Isaac, which has been downgraded to a tropical storm from a hurricane, plodded its way across Louisiana on the seventh anniversary of Katrina, with officials weighing whether to bust a hole in a levee to relieve some of the water that was spilling over a wall in a rural part of the state Wednesday.
Louisiana Gov. Bobby Jindal said officials may cut a hole in a levee on the east bank of Plaquemines Parish to relieve pressure on the structure. At a news conference in Baton Rouge, Jindal said there was no estimate on when that might occur.
He said as many as 40 people are reportedly in need of rescue in the area.
Plaquemines Parish has also ordered a mandatory evacuation for the west bank of the Mississippi River below Belle Chasse, worried about a storm surge. The order affects about 3,000 people in the area, including a nursing home with 112 residents.
Officials said the evacuation was ordered out of concern that more storm surge from Isaac would be pushed into the area and levees might be overtopped.
Joshua Brockhaus, an electrician who lives in the flooded area, helped rescue neighbors in his boat.
"I'm getting text messages from all over asking for help," he said. "I'm dropping my dogs off and I'm going back out there."
The hurricane's impact was a surprise for him.
"We didn't think it was going to be like that," he said. "The storm stayed over the top of us. For Katrina, we got 8 inches of water. Now we have 13 feet."
Alvin Sylve, a disabled former long-distance truck driver, was preparing to evacuate. He lived on street with rows of doube- and single-wide trailers in Jesuit Bend in Plaquemines Parish, an area outside the federal levee system where people were ordered to evacuate Wednesday as conditions worsened.
"We've never seen it this bad," he said. "The way this wind is shifting."
He was hunkering down at a friend's double-wide with leaks springing in the ceiling.
"This double-wide is shaking, even though it's anchored down. You see another piece came off the roof," he said, pointing to a flying piece of roof tile. "It's falling apart!"
In Vermilion Parish, Sheriff Mike Couvillon said a 36-year-old man had gone to help two friends move a vehicle from under a tree to prepare for Isaac on Tuesday evening, and fell to his death after climbing 18 feet up a tree. Deputies don't know why the man climbed the tree.
Rescuers in boats and trucks plucked a handful of people who became stranded by floodwaters in thinly populated areas of southeast Louisiana. Authorities feared many more could need help after a night of slashing rain and fierce winds that knocked out power to more than 600,000 households and businesses.
Although Isaac was much weaker than Katrina, which crippled the city in 2005, the threat of dangerous storm surges and flooding from heavy rain was expected to last all day and into the night as the immense comma-shaped storm crawled across Louisiana.

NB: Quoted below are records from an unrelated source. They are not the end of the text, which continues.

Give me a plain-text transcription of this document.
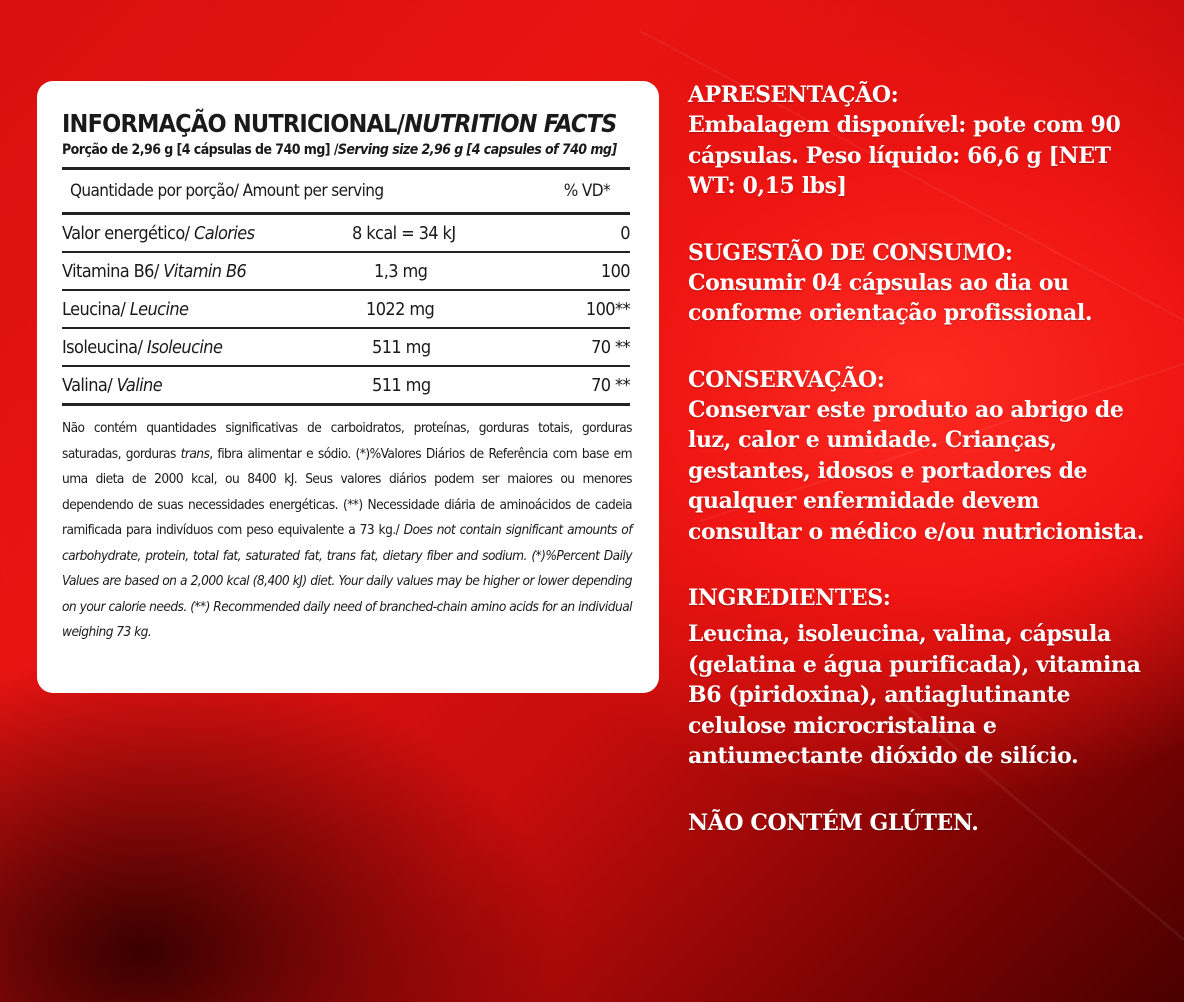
INFORMAÇÃO NUTRICIONAL/NUTRITION FACTS
Porção de 2,96 g [4 cápsulas de 740 mg] /Serving size 2,96 g [4 capsules of 740 mg]
Quantidade por porção/ Amount per serving		% VD*
Valor energético/ Calories	8 kcal = 34 kJ	0
Vitamina B6/ Vitamin B6	1,3 mg	100
Leucina/ Leucine	1022 mg	100**
Isoleucina/ Isoleucine	511 mg	70 **
Valina/ Valine	511 mg	70 **
Não contém quantidades significativas de carboidratos, proteínas, gorduras totais, gorduras saturadas, gorduras trans, fibra alimentar e sódio. (*)%Valores Diários de Referência com base em uma dieta de 2000 kcal, ou 8400 kJ. Seus valores diários podem ser maiores ou menores dependendo de suas necessidades energéticas. (**) Necessidade diária de aminoácidos de cadeia ramificada para indivíduos com peso equivalente a 73 kg./ Does not contain significant amounts of carbohydrate, protein, total fat, saturated fat, trans fat, dietary fiber and sodium. (*)%Percent Daily Values are based on a 2,000 kcal (8,400 kJ) diet. Your daily values may be higher or lower depending on your calorie needs. (**) Recommended daily need of branched-chain amino acids for an individual weighing 73 kg.
APRESENTAÇÃO:

Embalagem disponível: pote com 90 cápsulas. Peso líquido: 66,6 g [NET WT: 0,15 lbs]

SUGESTÃO DE CONSUMO:

Consumir 04 cápsulas ao dia ou conforme orientação profissional.

CONSERVAÇÃO:

Conservar este produto ao abrigo de luz, calor e umidade. Crianças, gestantes, idosos e portadores de qualquer enfermidade devem consultar o médico e/ou nutricionista.

INGREDIENTES:

Leucina, isoleucina, valina, cápsula (gelatina e água purificada), vitamina B6 (piridoxina), antiaglutinante celulose microcristalina e antiumectante dióxido de silício.

NÃO CONTÉM GLÚTEN.
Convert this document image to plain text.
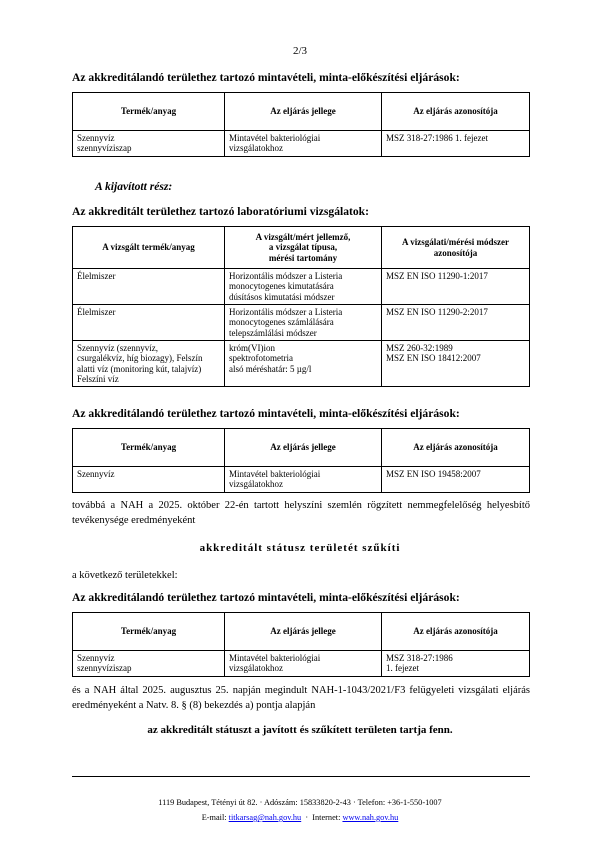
2/3
Az akkreditálandó területhez tartozó mintavételi, minta-előkészítési eljárások:
Termék/anyag	Az eljárás jellege	Az eljárás azonosítója
Szennyvíz
szennyvíziszap	Mintavétel bakteriológiai
vizsgálatokhoz	MSZ 318-27:1986 1. fejezet
A kijavított rész:
Az akkreditált területhez tartozó laboratóriumi vizsgálatok:
A vizsgált termék/anyag	A vizsgált/mért jellemző,
a vizsgálat típusa,
mérési tartomány	A vizsgálati/mérési módszer
azonosítója
Élelmiszer	Horizontális módszer a Listeria
monocytogenes kimutatására
dúsításos kimutatási módszer	MSZ EN ISO 11290-1:2017
Élelmiszer	Horizontális módszer a Listeria
monocytogenes számlálására
telepszámlálási módszer	MSZ EN ISO 11290-2:2017
Szennyvíz (szennyvíz,
csurgalékvíz, híg biozagy), Felszín
alatti víz (monitoring kút, talajvíz)
Felszíni víz	króm(VI)ion
spektrofotometria
alsó méréshatár: 5 µg/l	MSZ 260-32:1989
MSZ EN ISO 18412:2007
Az akkreditálandó területhez tartozó mintavételi, minta-előkészítési eljárások:
Termék/anyag	Az eljárás jellege	Az eljárás azonosítója
Szennyvíz	Mintavétel bakteriológiai
vizsgálatokhoz	MSZ EN ISO 19458:2007
továbbá a NAH a 2025. október 22-én tartott helyszíni szemlén rögzített nemmegfelelőség helyesbítő tevékenysége eredményeként
akkreditált státusz területét szűkíti
a következő területekkel:
Az akkreditálandó területhez tartozó mintavételi, minta-előkészítési eljárások:
Termék/anyag	Az eljárás jellege	Az eljárás azonosítója
Szennyvíz
szennyvíziszap	Mintavétel bakteriológiai
vizsgálatokhoz	MSZ 318-27:1986
1. fejezet
és a NAH által 2025. augusztus 25. napján megindult NAH-1-1043/2021/F3 felügyeleti vizsgálati eljárás eredményeként a Natv. 8. § (8) bekezdés a) pontja alapján
az akkreditált státuszt a javított és szűkített területen tartja fenn.
1119 Budapest, Tétényi út 82. · Adószám: 15833820-2-43 · Telefon: +36-1-550-1007
E-mail: titkarsag@nah.gov.hu  ·  Internet: www.nah.gov.hu
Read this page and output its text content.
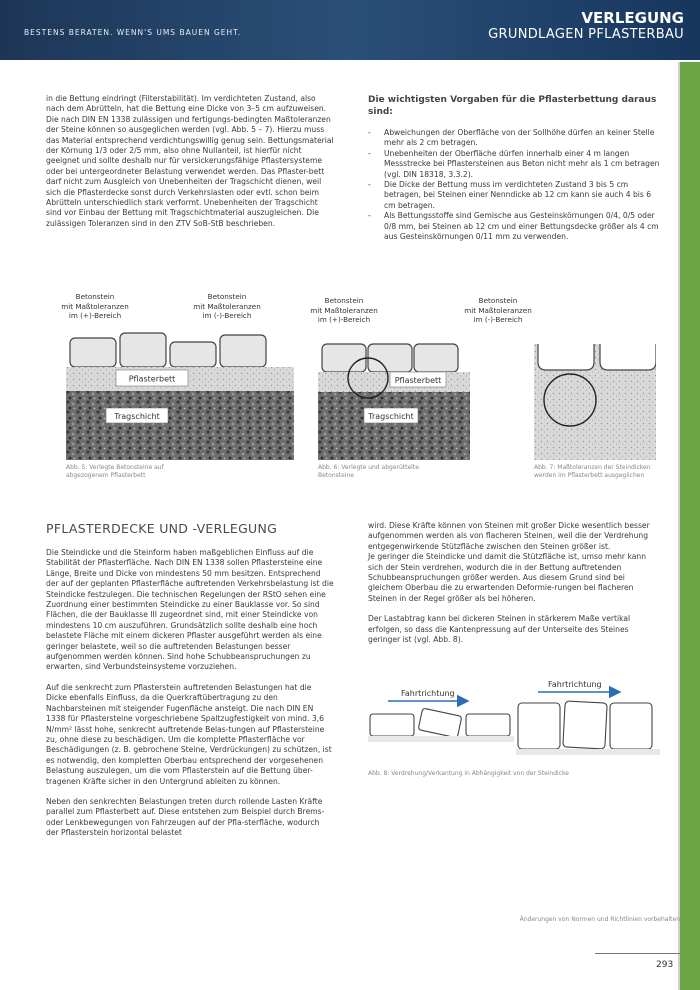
BESTENS BERATEN. WENN'S UMS BAUEN GEHT.
VERLEGUNG
GRUNDLAGEN PFLASTERBAU

in die Bettung eindringt (Filterstabilität). Im verdichteten Zustand, also nach dem Abrütteln, hat die Bettung eine Dicke von 3–5 cm aufzuweisen. Die nach DIN EN 1338 zulässigen und fertigungs-bedingten Maßtoleranzen der Steine können so ausgeglichen werden (vgl. Abb. 5 – 7). Hierzu muss das Material entsprechend verdichtungswillig genug sein. Bettungsmaterial der Körnung 1/3 oder 2/5 mm, also ohne Nullanteil, ist hierfür nicht geeignet und sollte deshalb nur für versickerungsfähige Pflastersysteme oder bei untergeordneter Belastung verwendet werden. Das Pflaster-bett darf nicht zum Ausgleich von Unebenheiten der Tragschicht dienen, weil sich die Pflasterdecke sonst durch Verkehrslasten oder evtl. schon beim Abrütteln unterschiedlich stark verformt. Unebenheiten der Tragschicht sind vor Einbau der Bettung mit Tragschichtmaterial auszugleichen. Die zulässigen Toleranzen sind in den ZTV SoB-StB beschrieben.

Die wichtigsten Vorgaben für die Pflasterbettung daraus sind:
- Abweichungen der Oberfläche von der Sollhöhe dürfen an keiner Stelle mehr als 2 cm betragen.
- Unebenheiten der Oberfläche dürfen innerhalb einer 4 m langen Messstrecke bei Pflastersteinen aus Beton nicht mehr als 1 cm betragen (vgl. DIN 18318, 3.3.2).
- Die Dicke der Bettung muss im verdichteten Zustand 3 bis 5 cm betragen, bei Steinen einer Nenndicke ab 12 cm kann sie auch 4 bis 6 cm betragen.
- Als Bettungsstoffe sind Gemische aus Gesteinskörnungen 0/4, 0/5 oder 0/8 mm, bei Steinen ab 12 cm und einer Bettungsdecke größer als 4 cm aus Gesteinskörnungen 0/11 mm zu verwenden.
Betonstein
mit Maßtoleranzen
im (+)-Bereich
Betonstein
mit Maßtoleranzen
im (-)-Bereich
Betonstein
mit Maßtoleranzen
im (+)-Bereich
Betonstein
mit Maßtoleranzen
im (-)-Bereich
Pflasterbett
Tragschicht
Pflasterbett
Tragschicht
Abb. 5: Verlegte Betonsteine auf
abgezogenem Pflasterbett
Abb. 6: Verlegte und abgerüttelte
Betonsteine
Abb. 7: Maßtoleranzen der Steindicken
werden im Pflasterbett ausgeglichen
PFLASTERDECKE UND -VERLEGUNG

Die Steindicke und die Steinform haben maßgeblichen Einfluss auf die Stabilität der Pflasterfläche. Nach DIN EN 1338 sollen Pflastersteine eine Länge, Breite und Dicke von mindestens 50 mm besitzen. Entsprechend der auf der geplanten Pflasterfläche auftretenden Verkehrsbelastung ist die Steindicke festzulegen. Die technischen Regelungen der RStO sehen eine Zuordnung einer bestimmten Steindicke zu einer Bauklasse vor. So sind Flächen, die der Bauklasse III zugeordnet sind, mit einer Steindicke von mindestens 10 cm auszuführen. Grundsätzlich sollte deshalb eine hoch belastete Fläche mit einem dickeren Pflaster ausgeführt werden als eine geringer belastete, weil so die auftretenden Belastungen besser aufgenommen werden können. Sind hohe Schubbeanspruchungen zu erwarten, sind Verbundsteinsysteme vorzuziehen.

Auf die senkrecht zum Pflasterstein auftretenden Belastungen hat die Dicke ebenfalls Einfluss, da die Querkraftübertragung zu den Nachbarsteinen mit steigender Fugenfläche ansteigt. Die nach DIN EN 1338 für Pflastersteine vorgeschriebene Spaltzugfestigkeit von mind. 3,6 N/mm² lässt hohe, senkrecht auftretende Belas-tungen auf Pflastersteine zu, ohne diese zu beschädigen. Um die komplette Pflasterfläche vor Beschädigungen (z. B. gebrochene Steine, Verdrückungen) zu schützen, ist es notwendig, den kompletten Oberbau entsprechend der vorgesehenen Belastung auszulegen, um die vom Pflasterstein auf die Bettung über-tragenen Kräfte sicher in den Untergrund ableiten zu können.

Neben den senkrechten Belastungen treten durch rollende Lasten Kräfte parallel zum Pflasterbett auf. Diese entstehen zum Beispiel durch Brems- oder Lenkbewegungen von Fahrzeugen auf der Pfla-sterfläche, wodurch der Pflasterstein horizontal belastet

wird. Diese Kräfte können von Steinen mit großer Dicke wesentlich besser aufgenommen werden als von flacheren Steinen, weil die der Verdrehung entgegenwirkende Stützfläche zwischen den Steinen größer ist.

Je geringer die Steindicke und damit die Stützfläche ist, umso mehr kann sich der Stein verdrehen, wodurch die in der Bettung auftretenden Schubbeanspruchungen größer werden. Aus diesem Grund sind bei gleichem Oberbau die zu erwartenden Deformie-rungen bei flacheren Steinen in der Regel größer als bei höheren.

Der Lastabtrag kann bei dickeren Steinen in stärkerem Maße vertikal erfolgen, so dass die Kantenpressung auf der Unterseite des Steines geringer ist (vgl. Abb. 8).

Fahrtrichtung
Fahrtrichtung
Abb. 8: Verdrehung/Verkantung in Abhängigkeit von der Steindicke
Änderungen von Normen und Richtlinien vorbehalten
293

Army Corps spokeswoman Rachel Rodi said the city's bigger, stronger levees were withstanding the assault.
"The system is performing as intended, as we expected," she said. "We don't see any issues with the hurricane system at this point."
There were initial problems with pumps not working at the 17th Street Canal, the site of a breach on the day Katrina struck, but those pumps had been fixed, Rodi said.
In Plaquemines Parish, a fishing community south of New Orleans, about two dozen people who stayed behind despite evacuation orders needed to be rescued.
Clyde Jones stayed behind and ended up regretting it.
"Stayed in the attic," he said. "Fortunately, I brought a chainsaw with me yesterday in case it happened. I cut a hole in the attic to get out, made a few phone calls and somebody came and picked us up."
It took rescuers almost three hours to reach Jones and his family.
National Guard troops, dive teams and private boaters worked to rescue dozens of people. Firefighters used axes to cut hole in roofs.
All the people who were rescued in that area were taken to a temporary shelter at the St. Bernard Parish Jail.